One Library System Instead of Three: A Radical Cost-Cutting Solution?

Once again, the city’s three library systems - The Brooklyn Public Library, the Queens Public Library, and the New York Public Library - have escaped the budget knife. WNYC’s Ilya Marritz watched the deal take shape. He reports there’s one potential money-saver the mayor and the City Council didn’t consider.

REPORTER: It’s like a play that’s been performed so many times, you know most of the lines before they’re out of the actors’ mouths.

MARKEY: The mayor comes out with a proposed budget

REPORTER: That’s Ray Markey, a former leader of the librarians’ union in Manhattan.

MARKEY: And he announces, just say there’s going to be 15 percent cuts.

REPORTER: Mayors from John Lindsay to Rudy Giuliani to Mike Bloomberg have always proposed cutting library funding when times got tough.

MARKEY: Knowing full well that in the budget process the City Council will restore X amount of money to the libraries.

REPORTER: This year, with the economy in tailspin, Mayor Bloomberg proposed drastic cuts, 21 percent. After that, everyone stuck to script: the libraries mounted publicity campaigns. City Council members fretted about their local branches. And this week, the Mayor and the Council reached an agreement avoiding major cuts. Everyone take a bow.

CLAPPING SOUNDS

REPORTER: But there is another way, another rock to turn in search of savings. This option is so radical, Ray Markey says he only heard it proposed once in his 40 years on the job: encourage New York’s three independent public library systems to merge into a single, unified system.

MARKEY: Just the salaries alone from the top management would save a million dollars easily. Easily.
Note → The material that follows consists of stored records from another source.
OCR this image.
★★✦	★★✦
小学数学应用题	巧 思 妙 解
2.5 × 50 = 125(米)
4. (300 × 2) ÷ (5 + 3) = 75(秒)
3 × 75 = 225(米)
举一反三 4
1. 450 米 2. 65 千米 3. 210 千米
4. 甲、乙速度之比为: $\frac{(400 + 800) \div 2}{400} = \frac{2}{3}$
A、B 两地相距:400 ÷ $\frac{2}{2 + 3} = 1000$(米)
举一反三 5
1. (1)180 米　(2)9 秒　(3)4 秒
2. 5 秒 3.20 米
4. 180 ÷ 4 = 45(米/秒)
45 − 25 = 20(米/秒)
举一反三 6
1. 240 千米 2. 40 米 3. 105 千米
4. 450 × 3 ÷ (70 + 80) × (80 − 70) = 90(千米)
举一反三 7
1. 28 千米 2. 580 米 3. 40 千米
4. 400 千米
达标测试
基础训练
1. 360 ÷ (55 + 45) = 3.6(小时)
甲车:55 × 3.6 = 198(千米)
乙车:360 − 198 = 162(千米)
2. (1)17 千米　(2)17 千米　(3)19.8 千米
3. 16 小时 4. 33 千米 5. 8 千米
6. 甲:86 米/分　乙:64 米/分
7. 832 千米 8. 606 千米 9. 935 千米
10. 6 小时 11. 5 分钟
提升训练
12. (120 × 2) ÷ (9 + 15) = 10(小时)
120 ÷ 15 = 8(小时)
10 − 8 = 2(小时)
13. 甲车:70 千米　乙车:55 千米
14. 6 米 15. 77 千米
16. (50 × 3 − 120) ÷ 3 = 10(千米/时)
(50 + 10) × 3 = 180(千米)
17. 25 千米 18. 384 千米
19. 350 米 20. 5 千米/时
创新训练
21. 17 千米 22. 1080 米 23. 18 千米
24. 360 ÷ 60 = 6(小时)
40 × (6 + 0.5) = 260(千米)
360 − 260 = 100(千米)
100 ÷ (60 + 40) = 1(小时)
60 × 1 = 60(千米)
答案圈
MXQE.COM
REPORTER: That’s just the executive level. Think, Ray Markey says, of all the money that could be saved by combining other operations.

MARKEY: Instead of having three different institutions purchase books you would have one system purchase books, instead of having three different catalog systems you’d have one catalog system.

REPORTER: Markey, who negotiated a half dozen labor contracts before retiring to Hawaii, says a single library system would save money on heating oil, janitorial and security services, even the trucks that move books from library to library. All of these are now contracted separately, and have been since the libraries began as separate systems in the 19th century.

So is a merger worth considering? WNYC asked Queens Public Library CEO Tom Galante.

GALANTE: My reaction to that would be no. It’s a good question. I think that without understanding the cost structures of libraries that might be a natural instinct.

REPORTER: Galante says each of the city’s libraries is so big, they already get the advantages of scale – like discounts on book orders.

And the biggest expense – labor – is negotiated jointly by the three library systems. In effect they’ve already consolidated some functions. So why not go it all the way?

GALANTE: in the end you’d have people making decisions that are farther and farther away from the services you’re trying to deliver and I think a reasonable argument could be made is they’ll make decisions that aren’t going to be as cost effective or at least from a service delivery perspective would not be nearly as good as they can be when you’re closer to the action.

REPORTER: Some library users polled by WNYC agree with this view. Others think consolidation could save money, or should at least be studied. Many people said the greatest benefit wouldn’t be financial. Angel Palmer lives in Brooklyn but works in Manhattan.

PALMER: being able to take books out of any library and being able to take it back to any library. Not having to re-register my library card to use it in Manhattan, Bronx, Queens.

REPORTER: One city, one system. Ray Markey, the retired librarian, says only one person might be able to convince three different library boards to give up their separate fiefdoms. It’s a man who’s sat on quite a few charitable boards himself.

MARRITZ: Mr Mayor, I wanted to know whether you think it would make sense to encourage the libraries to merge possibly, could money be saved if we had one system instead of three?

BLOOMBERG: Well, I don’t know whether that would save anything, I don’t think, although I’ll certainly talk to Paul LeClerc and ask

REOPORTER: That’s Paul LeClerc, president of the New York Public Library

BLOOMBERG: But I don’t think if you at the top level combined them it would make very much difference.

REPORTER: For this year, the libraries’ fiscal future looks secure. When WNYC recently asked Paul LeClerc whether a merger would be a good idea, he shook his head no.